Tami mulai jijik. "Udah ... nggak usah diterusin."

Runi mengekeh. "Tapi, kalau boleh jujur, aku pengen ketawa." Runi betulan sedang menahan tawa. "Rupanya Jo dari kecil memang nyebelin ya. Itu anak ternyata belum sadar-sadar juga. Hahaha ..."

"Dan lucunya lagi, ternyata kita terhubung sama orang kayak dia."

Angin pagi berhembus, menerpa apa saja termasuk mereka berdua. Menerbangkan kata-kata terakhir Runi ke gendang telinga Tami. Gadis itu menggaruk tengkuknya. Merespon dengan volume suara yang di mute alias nol besar. Tapi Runi mulai maklum.

"Kamu tahu nggak? Aku dulu korban bullying juga pas SD. Aku dulu cengeng. Aku sering diejek anak Mama. Apalagi namaku kan kayak nama cewek, jadi mereka makin jadi. Aku bahkan sampai pindah sekolah." kata Runi sambil memandang perempuan di sampingnya. "Mamaku akhirnya bikinin aku kue setiap hari dengan porsi banyak biar bisa bagi-bagi temenku. Jadi mereka mau main sama aku, maksudnya main sama kue. Aku juga nggak merengek minta pindah sekolah lagi. Karena aku sudah dua tahun di sana. Mau pindah sekalipun, kalau kesalahannya ada padaku, itu tidak akan mengubah apapun."

Tami menghela napas. "Jadi kamu mau bilang kalau siswa yang di bully itu murni karena kesalahan dia, ketololan dia, nasib dia, jadi dia pantas menerimanya?"

"Loh? Bukan begitu— Bagiku, Bullying tetap nggak asik."

"Lalu?"

"Yah, aku hanya ..." Runi menggaruk kepalanya. "Aku hanya nggak mau lari lagi. Mamaku bilang kita harusnya mengoreksi diri kita terlebih dahulu sebelum menyalahkan orang lain. Maksudnya ... daripada mikirin penilaian orang mending kita fokus pada diri kita sendiri. Kamu tahu kisah Luqman dan anaknya nggak?"

"Hmmm." Tami hanya bergumam. Kata Baron, itu artinya Tami menyimak.
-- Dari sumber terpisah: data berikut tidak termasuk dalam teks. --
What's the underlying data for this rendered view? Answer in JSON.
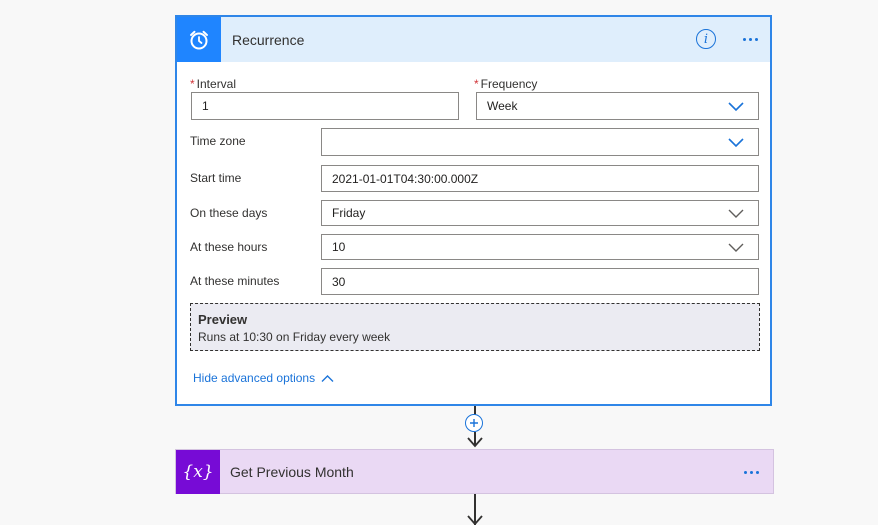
{
  "recurrence": {
    "title": "Recurrence",
    "interval": {
      "label": "Interval",
      "value": "1"
    },
    "frequency": {
      "label": "Frequency",
      "value": "Week"
    },
    "time_zone": {
      "label": "Time zone",
      "value": ""
    },
    "start_time": {
      "label": "Start time",
      "value": "2021-01-01T04:30:00.000Z"
    },
    "on_these_days": {
      "label": "On these days",
      "value": "Friday"
    },
    "at_these_hours": {
      "label": "At these hours",
      "value": "10"
    },
    "at_these_minutes": {
      "label": "At these minutes",
      "value": "30"
    },
    "preview": {
      "title": "Preview",
      "text": "Runs at 10:30 on Friday every week"
    },
    "hide_advanced": "Hide advanced options"
  },
  "next_step": {
    "title": "Get Previous Month"
  },
  "colors": {
    "accent": "#1a73d9",
    "recurrence_icon_bg": "#1f85ff",
    "variable_icon_bg": "#770bd6",
    "required": "#d13438"
  },
  "icons": {
    "recurrence": "alarm-clock-icon",
    "variable": "curly-x-icon"
  }
}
"Luqman dan anaknya pernah mau pergi ke suatu tempat. Mereka hanya punya seekor keledai sebagai kendaraan. Luqman menuntun keledai sementara anaknya duduk di atas punggung keledai. Saat mereka tiba di daerah A, orang-orang berkomentar kalau anak Luqman itu kurang ajar karena membiarkan ayahnya berjalan. Sementara dia enak-enakan naik keledai. Jadi mereka tukar posisi. Tapi setiba di daerah B, orang-orang kembali komentar, betapa teganya Luqman pada anaknya karena membiarkan anaknya berjalan kaki. Sementara Luqman enak-enakan naik keledai. Terus akhirnya mereka berdua menunggangi keledai itu. Setiba di daerah lain, orang-orang berkomentar kalau mereka jahat banget sama keledai itu. Karena keledai itu jadi keberatan beban. Lalu ... akhirnya mereka berdua tidak menunggangi keledai itu sama sekali. Mereka hanya menuntunnya berjalan bersama-sama. Tapi orang-orang berkomentar lagi, betapa bodohnya Luqman dan anaknya. Ada keledai tapi kenapa nggak di pakai?"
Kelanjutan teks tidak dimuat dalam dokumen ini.